Frances’ research focuses the intersections between labour law, environmental crisis and changing formations of technology, gender and migration.
She has an interdisciplinary background in law and history and has published in academic journals including New Technology Work and Employment, the Journal of Industrial Relations and the Journal of International Labour Law and Industrial Relations, Labour History, the Economic Labour Relations Review and Thesis Eleven.
Her book, Remembering the Revolution was published by Oxford University Press and was short-listed for the Royal Historical Society Whitfield Prize for the best monograph on a subject of British or Irish history published within the United Kingdom or Republic of Ireland in 2016.

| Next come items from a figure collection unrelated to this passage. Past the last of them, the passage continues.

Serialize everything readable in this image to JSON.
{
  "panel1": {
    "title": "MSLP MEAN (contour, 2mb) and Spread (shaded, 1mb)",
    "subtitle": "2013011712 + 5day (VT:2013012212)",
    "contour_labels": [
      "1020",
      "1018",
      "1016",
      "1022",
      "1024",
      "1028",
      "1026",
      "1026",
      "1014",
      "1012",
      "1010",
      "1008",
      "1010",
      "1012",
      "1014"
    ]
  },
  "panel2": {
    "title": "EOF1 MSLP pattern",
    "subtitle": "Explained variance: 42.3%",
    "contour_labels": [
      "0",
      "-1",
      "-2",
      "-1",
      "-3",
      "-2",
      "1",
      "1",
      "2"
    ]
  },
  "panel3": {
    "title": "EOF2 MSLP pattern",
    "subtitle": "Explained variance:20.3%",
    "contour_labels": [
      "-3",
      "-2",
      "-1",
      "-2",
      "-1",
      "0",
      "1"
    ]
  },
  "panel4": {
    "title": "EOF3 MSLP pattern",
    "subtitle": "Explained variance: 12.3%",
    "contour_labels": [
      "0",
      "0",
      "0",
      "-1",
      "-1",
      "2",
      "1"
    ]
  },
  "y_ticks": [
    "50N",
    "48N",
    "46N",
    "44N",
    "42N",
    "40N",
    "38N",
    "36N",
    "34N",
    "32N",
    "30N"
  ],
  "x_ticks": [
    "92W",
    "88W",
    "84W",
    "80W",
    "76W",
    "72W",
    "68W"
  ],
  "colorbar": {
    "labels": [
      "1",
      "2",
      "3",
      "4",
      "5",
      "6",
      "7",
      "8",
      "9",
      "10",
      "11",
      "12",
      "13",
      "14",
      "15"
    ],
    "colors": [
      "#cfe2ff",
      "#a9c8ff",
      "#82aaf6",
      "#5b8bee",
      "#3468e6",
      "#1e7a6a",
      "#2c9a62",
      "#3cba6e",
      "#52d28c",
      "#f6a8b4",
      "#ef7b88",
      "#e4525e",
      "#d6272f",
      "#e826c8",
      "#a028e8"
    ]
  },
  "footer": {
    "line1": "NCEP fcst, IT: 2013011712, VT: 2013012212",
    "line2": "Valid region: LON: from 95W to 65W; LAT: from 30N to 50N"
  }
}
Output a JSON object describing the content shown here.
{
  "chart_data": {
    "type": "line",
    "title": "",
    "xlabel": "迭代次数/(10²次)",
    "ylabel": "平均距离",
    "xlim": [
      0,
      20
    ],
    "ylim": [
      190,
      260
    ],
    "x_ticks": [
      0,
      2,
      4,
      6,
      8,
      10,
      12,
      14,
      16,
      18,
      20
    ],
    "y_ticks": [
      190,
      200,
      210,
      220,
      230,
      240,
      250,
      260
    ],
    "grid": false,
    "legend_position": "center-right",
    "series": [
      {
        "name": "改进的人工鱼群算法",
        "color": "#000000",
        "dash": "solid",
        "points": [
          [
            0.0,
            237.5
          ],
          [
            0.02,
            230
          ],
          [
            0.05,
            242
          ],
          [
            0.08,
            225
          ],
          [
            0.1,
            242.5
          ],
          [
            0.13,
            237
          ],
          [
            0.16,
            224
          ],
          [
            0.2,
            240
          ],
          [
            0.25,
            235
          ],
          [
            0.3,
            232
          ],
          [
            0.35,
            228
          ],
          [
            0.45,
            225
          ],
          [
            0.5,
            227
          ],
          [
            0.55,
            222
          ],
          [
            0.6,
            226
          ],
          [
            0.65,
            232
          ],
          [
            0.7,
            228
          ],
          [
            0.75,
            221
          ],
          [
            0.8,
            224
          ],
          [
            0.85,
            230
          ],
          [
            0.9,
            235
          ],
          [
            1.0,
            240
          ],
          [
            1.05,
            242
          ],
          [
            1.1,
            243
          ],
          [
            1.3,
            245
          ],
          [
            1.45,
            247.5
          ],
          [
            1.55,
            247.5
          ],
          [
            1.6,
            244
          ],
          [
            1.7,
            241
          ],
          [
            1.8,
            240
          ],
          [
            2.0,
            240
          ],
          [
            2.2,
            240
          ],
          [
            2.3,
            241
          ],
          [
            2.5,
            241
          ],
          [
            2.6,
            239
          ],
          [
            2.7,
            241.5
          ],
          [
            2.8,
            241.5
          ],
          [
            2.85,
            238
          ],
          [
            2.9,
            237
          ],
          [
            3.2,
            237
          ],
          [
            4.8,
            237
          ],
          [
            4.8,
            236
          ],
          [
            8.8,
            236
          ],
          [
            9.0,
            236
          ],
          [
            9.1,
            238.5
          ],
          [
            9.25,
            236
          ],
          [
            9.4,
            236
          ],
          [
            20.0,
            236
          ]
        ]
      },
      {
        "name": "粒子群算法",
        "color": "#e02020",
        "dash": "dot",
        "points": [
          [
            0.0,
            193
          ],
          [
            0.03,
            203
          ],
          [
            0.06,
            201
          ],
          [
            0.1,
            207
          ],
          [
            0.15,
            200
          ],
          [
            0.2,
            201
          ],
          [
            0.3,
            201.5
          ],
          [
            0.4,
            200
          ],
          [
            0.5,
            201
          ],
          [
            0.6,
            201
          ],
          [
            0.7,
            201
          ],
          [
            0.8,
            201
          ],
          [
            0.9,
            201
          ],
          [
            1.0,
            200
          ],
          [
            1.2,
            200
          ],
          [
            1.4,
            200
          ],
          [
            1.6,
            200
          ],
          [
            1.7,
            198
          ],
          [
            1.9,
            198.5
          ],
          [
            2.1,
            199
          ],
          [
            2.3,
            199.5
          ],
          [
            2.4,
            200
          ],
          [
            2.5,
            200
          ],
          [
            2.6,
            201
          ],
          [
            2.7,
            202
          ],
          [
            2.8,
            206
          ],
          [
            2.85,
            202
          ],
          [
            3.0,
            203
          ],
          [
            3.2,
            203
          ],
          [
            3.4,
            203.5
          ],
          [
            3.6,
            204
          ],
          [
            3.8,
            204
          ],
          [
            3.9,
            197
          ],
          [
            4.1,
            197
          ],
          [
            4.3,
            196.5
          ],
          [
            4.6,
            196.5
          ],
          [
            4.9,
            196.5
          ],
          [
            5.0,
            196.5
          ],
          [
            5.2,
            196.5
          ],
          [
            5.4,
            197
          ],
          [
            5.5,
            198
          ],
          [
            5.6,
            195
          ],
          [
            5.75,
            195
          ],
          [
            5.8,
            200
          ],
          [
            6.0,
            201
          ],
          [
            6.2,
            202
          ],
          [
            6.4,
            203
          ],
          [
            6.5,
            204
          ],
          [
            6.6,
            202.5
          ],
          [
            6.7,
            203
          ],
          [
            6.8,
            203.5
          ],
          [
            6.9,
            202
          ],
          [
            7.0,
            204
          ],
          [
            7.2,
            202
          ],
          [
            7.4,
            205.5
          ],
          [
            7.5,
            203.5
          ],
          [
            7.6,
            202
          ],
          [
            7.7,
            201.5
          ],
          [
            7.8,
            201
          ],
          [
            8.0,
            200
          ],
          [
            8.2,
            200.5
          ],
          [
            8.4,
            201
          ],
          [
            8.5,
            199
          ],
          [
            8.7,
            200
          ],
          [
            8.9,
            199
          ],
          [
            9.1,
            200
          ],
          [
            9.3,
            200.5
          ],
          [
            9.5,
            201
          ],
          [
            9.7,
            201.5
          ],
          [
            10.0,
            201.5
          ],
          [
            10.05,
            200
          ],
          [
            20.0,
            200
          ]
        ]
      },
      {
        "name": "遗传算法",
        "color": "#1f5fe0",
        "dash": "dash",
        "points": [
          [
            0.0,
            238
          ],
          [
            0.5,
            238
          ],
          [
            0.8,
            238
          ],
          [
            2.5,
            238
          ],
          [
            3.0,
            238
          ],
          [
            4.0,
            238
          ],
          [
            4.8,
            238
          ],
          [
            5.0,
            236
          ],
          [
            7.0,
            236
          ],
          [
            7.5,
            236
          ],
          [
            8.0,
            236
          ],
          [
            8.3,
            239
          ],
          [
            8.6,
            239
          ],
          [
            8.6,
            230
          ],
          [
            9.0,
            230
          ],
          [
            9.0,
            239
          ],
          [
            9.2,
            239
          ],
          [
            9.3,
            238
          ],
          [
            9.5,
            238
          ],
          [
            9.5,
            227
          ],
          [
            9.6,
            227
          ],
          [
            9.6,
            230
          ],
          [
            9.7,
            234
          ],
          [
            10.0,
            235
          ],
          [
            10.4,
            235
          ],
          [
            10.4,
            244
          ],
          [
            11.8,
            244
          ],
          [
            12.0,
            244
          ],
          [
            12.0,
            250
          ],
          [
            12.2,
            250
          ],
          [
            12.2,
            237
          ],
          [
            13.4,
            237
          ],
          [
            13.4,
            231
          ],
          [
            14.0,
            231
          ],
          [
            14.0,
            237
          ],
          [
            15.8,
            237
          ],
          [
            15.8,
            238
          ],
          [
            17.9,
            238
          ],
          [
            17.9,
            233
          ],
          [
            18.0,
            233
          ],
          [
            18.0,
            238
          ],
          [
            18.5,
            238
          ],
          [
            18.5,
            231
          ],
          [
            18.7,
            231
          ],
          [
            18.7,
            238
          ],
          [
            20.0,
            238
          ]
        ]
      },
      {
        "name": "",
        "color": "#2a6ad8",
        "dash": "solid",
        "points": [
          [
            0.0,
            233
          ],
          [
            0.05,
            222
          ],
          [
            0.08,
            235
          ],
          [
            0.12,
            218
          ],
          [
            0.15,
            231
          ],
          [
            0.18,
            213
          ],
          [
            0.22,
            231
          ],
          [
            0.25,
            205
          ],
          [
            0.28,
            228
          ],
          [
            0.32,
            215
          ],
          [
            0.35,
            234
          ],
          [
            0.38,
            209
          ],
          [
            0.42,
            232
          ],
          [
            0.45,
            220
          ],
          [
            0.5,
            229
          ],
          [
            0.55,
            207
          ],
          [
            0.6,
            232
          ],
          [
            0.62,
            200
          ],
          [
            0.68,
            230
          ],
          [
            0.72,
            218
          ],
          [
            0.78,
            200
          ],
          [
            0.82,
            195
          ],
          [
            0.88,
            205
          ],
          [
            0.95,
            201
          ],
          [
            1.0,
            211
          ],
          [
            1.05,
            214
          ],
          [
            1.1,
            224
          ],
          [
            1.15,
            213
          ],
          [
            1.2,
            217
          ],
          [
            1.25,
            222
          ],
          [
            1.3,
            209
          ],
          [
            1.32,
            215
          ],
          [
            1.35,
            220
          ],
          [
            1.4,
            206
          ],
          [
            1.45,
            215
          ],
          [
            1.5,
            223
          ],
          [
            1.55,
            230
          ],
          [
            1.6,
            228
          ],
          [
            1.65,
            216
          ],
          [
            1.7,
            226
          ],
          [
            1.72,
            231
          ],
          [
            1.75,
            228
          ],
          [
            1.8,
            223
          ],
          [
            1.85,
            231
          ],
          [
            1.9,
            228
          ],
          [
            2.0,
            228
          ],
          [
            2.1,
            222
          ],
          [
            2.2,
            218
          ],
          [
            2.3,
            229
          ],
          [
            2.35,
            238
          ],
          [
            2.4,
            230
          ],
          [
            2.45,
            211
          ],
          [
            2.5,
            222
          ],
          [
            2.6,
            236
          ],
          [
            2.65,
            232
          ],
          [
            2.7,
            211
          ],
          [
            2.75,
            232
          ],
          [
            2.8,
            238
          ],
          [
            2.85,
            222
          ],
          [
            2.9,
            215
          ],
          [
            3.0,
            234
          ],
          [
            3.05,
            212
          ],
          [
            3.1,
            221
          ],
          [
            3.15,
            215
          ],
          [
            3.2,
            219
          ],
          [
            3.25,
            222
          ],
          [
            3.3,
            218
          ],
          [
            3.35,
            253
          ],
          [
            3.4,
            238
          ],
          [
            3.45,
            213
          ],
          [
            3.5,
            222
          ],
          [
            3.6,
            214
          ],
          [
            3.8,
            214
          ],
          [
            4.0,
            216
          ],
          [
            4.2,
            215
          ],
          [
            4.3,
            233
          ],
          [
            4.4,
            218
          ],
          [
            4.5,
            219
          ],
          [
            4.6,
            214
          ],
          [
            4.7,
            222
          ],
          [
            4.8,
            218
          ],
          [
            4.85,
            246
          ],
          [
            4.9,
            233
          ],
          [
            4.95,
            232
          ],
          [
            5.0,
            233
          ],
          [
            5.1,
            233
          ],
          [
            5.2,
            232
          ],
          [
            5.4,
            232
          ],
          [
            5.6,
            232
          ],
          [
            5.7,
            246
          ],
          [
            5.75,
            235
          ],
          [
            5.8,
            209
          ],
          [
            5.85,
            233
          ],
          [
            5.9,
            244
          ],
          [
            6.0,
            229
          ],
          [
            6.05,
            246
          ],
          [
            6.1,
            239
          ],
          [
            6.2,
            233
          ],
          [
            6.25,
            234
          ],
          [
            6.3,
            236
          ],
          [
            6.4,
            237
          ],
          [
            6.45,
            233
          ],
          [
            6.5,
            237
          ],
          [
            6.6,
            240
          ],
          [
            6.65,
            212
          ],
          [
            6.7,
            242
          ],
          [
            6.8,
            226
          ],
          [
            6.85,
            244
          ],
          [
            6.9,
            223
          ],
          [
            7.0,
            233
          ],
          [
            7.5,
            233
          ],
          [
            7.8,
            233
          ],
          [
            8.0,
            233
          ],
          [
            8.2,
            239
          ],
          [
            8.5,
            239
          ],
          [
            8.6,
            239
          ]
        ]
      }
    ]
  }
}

Prior to commencing her role at UTS in 2023, Frances was a Sydney Fellow in Work and Organisational Studies at the University of Sydney. She has also held academic positions as a lecturer at Birkbeck, University of London, as a Marshall Fellow at the Institute of Historical Research, and as a Senior Scholar at Hertford College Oxford. Outside academia, Frances served as National Director of Research at United Voice (now called the United Workers Union) and was a lawyer at the Yamatji Marlpa Aboriginal Corporation, the native title representative body for the Pilbara, Murchison and Gascoyne regions of Western Australia.
Frances gave the 2022 Australian Academy of the Humanities Hancock lecture on the topic ‘Horizons of national responsibility: law and the protection of life on a fossil-rich continent’. She also gave the inaugural University of Sydney Iain McCalman lecture in 2019, entitled ‘Climate Change and the New Work Order’.
Frances has written for a range of general publications on the themes of work, climate change, gender and technology including the Guardian, Inside Story, Arena Magazine, Griffith Review and the Conversation.
Frances is a member of the Labour and Migration Law Cluster, the Feminist Legal Research Group and serves on the executive committee of the Association of Industrial Relations Academics of Australia and New Zealand.